# This saturday forecast look do-able



## gwaud (Apr 14, 2003)

anyone interested in this saturday. same plan as last weekend. Small spot in the live well, large ones on ice, liveline small ones for stripers, rock and possible trout. split the fish, gas and bait.


----------



## fingersandclaws (Oct 17, 2005)

arghhhhh . . . yet again I'll be busy the weekend you open the ho line. Thanks for the offer, I'll take you up on it soon!!!


----------



## apungke (Aug 5, 2005)

I'm gonna miss this great offer againn...


----------



## Gnatman (Sep 15, 2005)

*Sounds like a...*

...plan to me.

Check your PM and give me a call.


----------



## 30ManStan (May 20, 2006)

*feeshin*

Gwaud,

Read your PM...

Stan


----------



## gwaud (Apr 14, 2003)

*Cant wait to do it again.*

Thanks Gnatman for coming. It was great meeting you and fishing beside you. 

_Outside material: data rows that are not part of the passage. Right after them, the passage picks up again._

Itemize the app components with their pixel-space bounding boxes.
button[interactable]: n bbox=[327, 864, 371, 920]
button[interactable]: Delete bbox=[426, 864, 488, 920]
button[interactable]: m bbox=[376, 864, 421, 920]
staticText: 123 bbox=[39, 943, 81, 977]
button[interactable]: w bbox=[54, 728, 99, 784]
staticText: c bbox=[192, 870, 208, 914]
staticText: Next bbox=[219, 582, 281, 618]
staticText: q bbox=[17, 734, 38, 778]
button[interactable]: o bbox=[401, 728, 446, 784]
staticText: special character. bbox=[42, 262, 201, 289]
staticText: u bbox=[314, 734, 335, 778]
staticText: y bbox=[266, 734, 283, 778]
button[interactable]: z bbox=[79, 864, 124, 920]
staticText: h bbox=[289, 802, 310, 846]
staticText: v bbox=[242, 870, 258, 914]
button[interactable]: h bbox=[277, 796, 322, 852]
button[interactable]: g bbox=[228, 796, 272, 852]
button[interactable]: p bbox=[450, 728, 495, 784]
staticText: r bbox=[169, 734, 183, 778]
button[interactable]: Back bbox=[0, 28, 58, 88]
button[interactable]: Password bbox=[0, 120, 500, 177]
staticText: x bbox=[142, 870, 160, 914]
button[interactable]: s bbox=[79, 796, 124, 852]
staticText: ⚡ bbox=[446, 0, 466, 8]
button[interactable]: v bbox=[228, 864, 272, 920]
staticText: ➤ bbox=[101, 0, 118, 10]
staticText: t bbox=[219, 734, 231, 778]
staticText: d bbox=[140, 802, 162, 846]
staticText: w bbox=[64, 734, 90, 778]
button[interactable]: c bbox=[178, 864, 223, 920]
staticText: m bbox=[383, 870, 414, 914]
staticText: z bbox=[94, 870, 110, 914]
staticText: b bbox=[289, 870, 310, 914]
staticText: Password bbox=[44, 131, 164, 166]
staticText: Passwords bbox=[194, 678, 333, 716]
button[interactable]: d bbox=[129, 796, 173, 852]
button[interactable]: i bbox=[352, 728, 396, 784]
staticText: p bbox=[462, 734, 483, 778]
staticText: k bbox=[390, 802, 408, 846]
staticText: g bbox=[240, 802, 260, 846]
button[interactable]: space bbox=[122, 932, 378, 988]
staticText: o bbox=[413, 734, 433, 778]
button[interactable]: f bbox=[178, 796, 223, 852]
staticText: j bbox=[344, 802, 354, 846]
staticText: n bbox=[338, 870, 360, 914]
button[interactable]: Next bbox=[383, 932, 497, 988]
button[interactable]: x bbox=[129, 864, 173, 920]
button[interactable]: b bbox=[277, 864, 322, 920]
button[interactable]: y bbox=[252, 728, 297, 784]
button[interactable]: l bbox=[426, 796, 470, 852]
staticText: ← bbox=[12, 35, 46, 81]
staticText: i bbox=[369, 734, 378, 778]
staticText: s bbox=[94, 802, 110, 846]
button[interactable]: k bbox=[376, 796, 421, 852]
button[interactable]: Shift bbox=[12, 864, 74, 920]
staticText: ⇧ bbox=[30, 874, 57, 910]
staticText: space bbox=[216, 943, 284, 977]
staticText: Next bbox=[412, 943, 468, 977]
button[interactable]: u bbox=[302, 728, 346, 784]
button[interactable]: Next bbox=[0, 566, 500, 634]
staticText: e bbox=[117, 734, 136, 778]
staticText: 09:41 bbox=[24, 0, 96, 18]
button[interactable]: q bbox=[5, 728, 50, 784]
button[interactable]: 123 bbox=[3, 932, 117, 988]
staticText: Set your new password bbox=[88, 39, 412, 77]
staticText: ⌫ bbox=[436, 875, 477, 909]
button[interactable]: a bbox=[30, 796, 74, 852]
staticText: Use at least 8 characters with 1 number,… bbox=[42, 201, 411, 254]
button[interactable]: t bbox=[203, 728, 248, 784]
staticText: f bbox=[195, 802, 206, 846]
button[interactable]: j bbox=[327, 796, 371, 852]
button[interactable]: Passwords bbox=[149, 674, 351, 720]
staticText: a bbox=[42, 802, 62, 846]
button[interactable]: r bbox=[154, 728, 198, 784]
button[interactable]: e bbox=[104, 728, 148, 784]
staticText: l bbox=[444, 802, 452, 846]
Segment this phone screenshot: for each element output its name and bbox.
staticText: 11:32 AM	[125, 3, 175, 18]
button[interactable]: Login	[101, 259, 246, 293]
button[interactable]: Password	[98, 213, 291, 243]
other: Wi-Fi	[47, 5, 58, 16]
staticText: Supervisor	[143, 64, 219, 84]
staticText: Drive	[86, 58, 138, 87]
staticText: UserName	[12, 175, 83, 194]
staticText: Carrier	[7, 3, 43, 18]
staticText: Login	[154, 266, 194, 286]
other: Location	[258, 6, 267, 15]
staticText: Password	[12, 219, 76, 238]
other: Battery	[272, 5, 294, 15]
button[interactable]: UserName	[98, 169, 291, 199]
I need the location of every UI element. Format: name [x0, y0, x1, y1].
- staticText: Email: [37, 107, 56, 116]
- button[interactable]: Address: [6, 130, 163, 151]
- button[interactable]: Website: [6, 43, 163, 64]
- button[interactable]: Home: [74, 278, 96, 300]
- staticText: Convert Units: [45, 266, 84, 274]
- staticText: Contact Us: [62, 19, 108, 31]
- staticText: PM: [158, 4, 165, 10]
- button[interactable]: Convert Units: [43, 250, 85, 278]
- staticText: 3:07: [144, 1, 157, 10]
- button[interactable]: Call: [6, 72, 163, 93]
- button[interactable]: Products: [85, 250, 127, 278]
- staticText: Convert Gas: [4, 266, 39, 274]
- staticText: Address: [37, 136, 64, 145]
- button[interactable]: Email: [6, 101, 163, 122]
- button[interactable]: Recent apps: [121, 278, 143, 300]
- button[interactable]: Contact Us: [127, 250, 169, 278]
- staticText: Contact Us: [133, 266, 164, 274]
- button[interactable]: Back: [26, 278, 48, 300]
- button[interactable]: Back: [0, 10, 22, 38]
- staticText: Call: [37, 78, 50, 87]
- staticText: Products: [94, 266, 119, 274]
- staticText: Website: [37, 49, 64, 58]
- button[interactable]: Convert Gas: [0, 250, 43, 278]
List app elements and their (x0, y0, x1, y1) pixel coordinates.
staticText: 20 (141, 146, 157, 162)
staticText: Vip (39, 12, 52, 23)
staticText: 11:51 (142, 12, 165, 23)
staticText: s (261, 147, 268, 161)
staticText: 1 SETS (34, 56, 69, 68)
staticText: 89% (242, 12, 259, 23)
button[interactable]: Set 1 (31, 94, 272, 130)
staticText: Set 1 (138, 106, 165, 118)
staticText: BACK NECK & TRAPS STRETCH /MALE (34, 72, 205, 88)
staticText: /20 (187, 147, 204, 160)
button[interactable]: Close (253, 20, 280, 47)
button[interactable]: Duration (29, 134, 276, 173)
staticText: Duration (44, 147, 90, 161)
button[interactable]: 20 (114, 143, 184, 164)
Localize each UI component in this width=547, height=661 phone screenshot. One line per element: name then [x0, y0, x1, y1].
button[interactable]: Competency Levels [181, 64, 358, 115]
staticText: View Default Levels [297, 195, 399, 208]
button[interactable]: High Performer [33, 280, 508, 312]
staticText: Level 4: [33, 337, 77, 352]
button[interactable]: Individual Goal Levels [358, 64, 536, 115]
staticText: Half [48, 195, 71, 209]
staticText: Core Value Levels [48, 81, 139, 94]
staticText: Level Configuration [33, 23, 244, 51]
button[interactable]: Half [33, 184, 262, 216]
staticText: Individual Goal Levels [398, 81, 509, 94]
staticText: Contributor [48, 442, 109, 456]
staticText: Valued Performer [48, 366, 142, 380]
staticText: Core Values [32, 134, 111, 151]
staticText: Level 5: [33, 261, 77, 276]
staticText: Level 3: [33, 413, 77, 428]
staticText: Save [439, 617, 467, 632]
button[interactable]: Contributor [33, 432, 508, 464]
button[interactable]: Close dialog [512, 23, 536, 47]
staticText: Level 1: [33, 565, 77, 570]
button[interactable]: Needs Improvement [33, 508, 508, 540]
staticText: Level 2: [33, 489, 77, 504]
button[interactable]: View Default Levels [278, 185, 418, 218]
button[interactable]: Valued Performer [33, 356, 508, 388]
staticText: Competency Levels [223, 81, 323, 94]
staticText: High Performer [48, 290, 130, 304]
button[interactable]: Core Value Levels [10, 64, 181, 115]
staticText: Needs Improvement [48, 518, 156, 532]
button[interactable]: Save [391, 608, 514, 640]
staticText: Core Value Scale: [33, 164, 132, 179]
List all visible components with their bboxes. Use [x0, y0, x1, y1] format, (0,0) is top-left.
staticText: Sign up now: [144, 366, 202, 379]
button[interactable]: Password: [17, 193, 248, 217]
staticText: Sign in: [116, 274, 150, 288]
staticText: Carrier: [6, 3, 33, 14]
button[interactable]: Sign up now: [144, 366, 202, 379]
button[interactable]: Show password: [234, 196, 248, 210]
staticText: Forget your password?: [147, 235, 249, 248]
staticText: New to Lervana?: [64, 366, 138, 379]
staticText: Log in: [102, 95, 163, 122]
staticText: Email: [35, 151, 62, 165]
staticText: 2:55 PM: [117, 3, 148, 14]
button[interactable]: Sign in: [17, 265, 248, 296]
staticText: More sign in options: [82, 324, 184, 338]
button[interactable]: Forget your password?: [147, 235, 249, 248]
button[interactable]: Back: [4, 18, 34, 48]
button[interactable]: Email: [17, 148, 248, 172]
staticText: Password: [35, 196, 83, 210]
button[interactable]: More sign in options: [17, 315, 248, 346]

We had fun. The day started out hazy with limited visibility. We left port and motored over to the first spot. shortly after getting there we dropped the lines in for some semi-hungry spot and perch. Conditions were difficult with the wind against the tide, but we manage to find a mix of small (bait) to large (dinner) which was sperated between the livewell and on ice. It was time to go after spending additional time to catch more fish. It took about 35 minutes to get to location dropping down the live liners. There was plenty of life on the depth finder and they did not take long to show they still had an appetite. The first runner came minutes after being in the water. the first fish won the battle after rejecting my offering. The next hook up went to the Gnatman, i was hooked up, Gnatman was hooked up, Gnatman was hooked up again, I was hooked up again. We manage to get 1 keeper striper in the boat along with several nice thick bluefish. We even hooked a couple while jigging.

Included are pics of the trip. I could not take as many as i wanted to but here are some.


----------



## Gnatman (Sep 15, 2005)

*I can't wait!*

Thanks for taking me out gwaud, it was nice meeting and fishing with you, too.  

Have a GREAT trip to Florida, and let us know how it went down there.

BTW - I have number 3 lined up for the "skiff trip",as long as it's not on a Tuesday.

Take care, buddy


----------